Au@Pd and Au@Pt core-shell nanoparticles are synthetized with a good control in the precious metal shell thickness. Resulting colloids are assembled as hexagonal close-packed 2D monolayers by using a simple Langmuir-Blodgett method and transferred by dip-coating at the surface of a glass slide supporting interdigitated electrodes. The fabricated resistive sensors show attractive hydrogen sensing performances with reversible responses in extended sensing ranges, a good specificity towards H2, short response and recovery times.

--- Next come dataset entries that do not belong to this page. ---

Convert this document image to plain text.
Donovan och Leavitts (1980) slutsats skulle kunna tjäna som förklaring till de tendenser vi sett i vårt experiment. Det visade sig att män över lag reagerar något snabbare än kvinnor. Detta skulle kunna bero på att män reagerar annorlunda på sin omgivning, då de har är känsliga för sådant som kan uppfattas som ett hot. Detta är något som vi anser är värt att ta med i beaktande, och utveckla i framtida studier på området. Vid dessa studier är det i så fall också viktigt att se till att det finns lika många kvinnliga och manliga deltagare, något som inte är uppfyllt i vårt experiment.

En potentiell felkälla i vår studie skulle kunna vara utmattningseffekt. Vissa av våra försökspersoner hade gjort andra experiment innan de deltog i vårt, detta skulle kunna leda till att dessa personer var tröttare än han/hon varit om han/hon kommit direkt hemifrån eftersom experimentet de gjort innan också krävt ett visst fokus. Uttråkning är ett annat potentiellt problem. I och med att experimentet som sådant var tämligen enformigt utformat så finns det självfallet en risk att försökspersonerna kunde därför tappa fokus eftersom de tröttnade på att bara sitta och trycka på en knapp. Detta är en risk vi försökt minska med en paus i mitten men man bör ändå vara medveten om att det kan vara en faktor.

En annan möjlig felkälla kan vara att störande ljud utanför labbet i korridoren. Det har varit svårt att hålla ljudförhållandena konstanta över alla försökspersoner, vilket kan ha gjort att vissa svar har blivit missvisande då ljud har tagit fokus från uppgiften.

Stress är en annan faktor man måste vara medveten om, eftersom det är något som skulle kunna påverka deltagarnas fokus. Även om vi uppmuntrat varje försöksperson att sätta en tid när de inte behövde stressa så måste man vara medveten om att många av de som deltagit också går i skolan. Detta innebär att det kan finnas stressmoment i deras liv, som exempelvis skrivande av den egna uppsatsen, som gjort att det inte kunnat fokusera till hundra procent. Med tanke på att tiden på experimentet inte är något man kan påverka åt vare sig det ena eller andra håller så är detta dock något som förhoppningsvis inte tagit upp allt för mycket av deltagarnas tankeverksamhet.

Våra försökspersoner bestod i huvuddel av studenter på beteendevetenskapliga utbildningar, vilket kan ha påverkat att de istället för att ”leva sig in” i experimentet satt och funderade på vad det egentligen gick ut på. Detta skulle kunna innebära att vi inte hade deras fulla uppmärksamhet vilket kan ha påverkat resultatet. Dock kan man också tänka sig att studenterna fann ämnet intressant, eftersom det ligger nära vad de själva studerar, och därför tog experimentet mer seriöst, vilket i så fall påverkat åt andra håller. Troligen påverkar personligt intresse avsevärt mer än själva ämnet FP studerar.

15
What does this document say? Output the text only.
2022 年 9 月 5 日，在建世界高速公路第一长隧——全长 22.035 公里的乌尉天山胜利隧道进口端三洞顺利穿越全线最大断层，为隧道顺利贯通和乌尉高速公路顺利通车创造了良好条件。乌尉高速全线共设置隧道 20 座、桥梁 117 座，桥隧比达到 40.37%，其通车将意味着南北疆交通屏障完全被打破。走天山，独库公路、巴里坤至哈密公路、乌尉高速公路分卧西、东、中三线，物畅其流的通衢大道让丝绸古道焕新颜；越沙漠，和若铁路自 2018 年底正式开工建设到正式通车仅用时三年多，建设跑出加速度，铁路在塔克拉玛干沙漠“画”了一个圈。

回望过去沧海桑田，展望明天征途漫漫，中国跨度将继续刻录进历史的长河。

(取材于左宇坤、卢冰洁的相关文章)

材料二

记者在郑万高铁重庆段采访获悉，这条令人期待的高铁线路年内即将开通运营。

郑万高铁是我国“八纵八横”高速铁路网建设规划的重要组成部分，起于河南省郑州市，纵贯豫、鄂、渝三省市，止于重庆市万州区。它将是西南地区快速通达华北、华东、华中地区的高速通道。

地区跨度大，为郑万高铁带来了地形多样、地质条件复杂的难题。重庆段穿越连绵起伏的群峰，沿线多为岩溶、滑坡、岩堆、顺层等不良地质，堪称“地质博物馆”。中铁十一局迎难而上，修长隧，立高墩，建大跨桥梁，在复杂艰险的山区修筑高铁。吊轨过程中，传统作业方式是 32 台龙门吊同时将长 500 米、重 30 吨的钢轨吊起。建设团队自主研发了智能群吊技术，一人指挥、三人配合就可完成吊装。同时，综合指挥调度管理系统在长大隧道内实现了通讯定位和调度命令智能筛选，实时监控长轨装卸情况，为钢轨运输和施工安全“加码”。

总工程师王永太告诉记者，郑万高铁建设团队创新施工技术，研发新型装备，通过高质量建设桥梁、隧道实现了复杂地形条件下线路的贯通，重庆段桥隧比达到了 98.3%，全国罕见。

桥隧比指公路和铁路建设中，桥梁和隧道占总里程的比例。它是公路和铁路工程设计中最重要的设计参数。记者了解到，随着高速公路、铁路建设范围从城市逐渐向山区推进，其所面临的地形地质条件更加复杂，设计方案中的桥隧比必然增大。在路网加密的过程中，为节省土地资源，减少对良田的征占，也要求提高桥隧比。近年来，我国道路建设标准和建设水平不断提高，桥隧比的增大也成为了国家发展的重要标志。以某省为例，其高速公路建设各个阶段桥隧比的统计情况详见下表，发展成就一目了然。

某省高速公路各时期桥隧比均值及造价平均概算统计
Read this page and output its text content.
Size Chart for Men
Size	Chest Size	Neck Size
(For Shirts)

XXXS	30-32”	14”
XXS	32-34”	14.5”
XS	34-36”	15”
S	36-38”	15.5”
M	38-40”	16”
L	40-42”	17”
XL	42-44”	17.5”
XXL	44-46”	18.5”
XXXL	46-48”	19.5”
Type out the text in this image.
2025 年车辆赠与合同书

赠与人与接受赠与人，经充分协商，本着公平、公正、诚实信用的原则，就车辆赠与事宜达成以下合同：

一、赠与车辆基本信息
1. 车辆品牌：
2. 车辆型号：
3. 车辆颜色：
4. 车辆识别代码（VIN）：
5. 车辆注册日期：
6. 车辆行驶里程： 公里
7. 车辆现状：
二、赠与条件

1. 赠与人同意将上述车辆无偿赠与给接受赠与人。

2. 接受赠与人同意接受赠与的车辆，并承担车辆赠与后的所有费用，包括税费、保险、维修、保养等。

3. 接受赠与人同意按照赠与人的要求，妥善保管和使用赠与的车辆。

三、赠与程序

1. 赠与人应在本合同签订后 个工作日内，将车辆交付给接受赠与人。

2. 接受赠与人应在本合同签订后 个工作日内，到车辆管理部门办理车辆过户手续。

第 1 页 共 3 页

For Au@Pt based sensors, the dissociative chemisorption of H2 and O2 on Pt surface leads to the formation of chemisorbed hydrogen and hydroxyl groups. This surface nature change induces the modification of the scattering of the conduction electrons at both grain surface and intercontacts, tuned by the extent of hydrogen and hydroxyl group coverages. Depending on the Pt shell thickness, scattering at the surface or grain boundaries accounts for the observed conductive or resistive responses, respectively, while the overall sensing behavior is balanced by these two antagonist effects. For Au@Pd based sensors, the specific reactivity of palladium towards hydrogen, leading to the reversible conversion of Pd as PdHx, is originating for the H2 concentration dependence of the observed either either resistive or conductive responses. In terms of amplitude and sign, these responses strongly depend on the balanced contribution of two antagonist mechanical and electronic effects, promoted by the palladium hydride formation under H2 atmosphere.
By using the percolation theory and simple data modeling, these Pt and Pd thickness dependent contributions are decorrelated and the sensing mechanisms are described.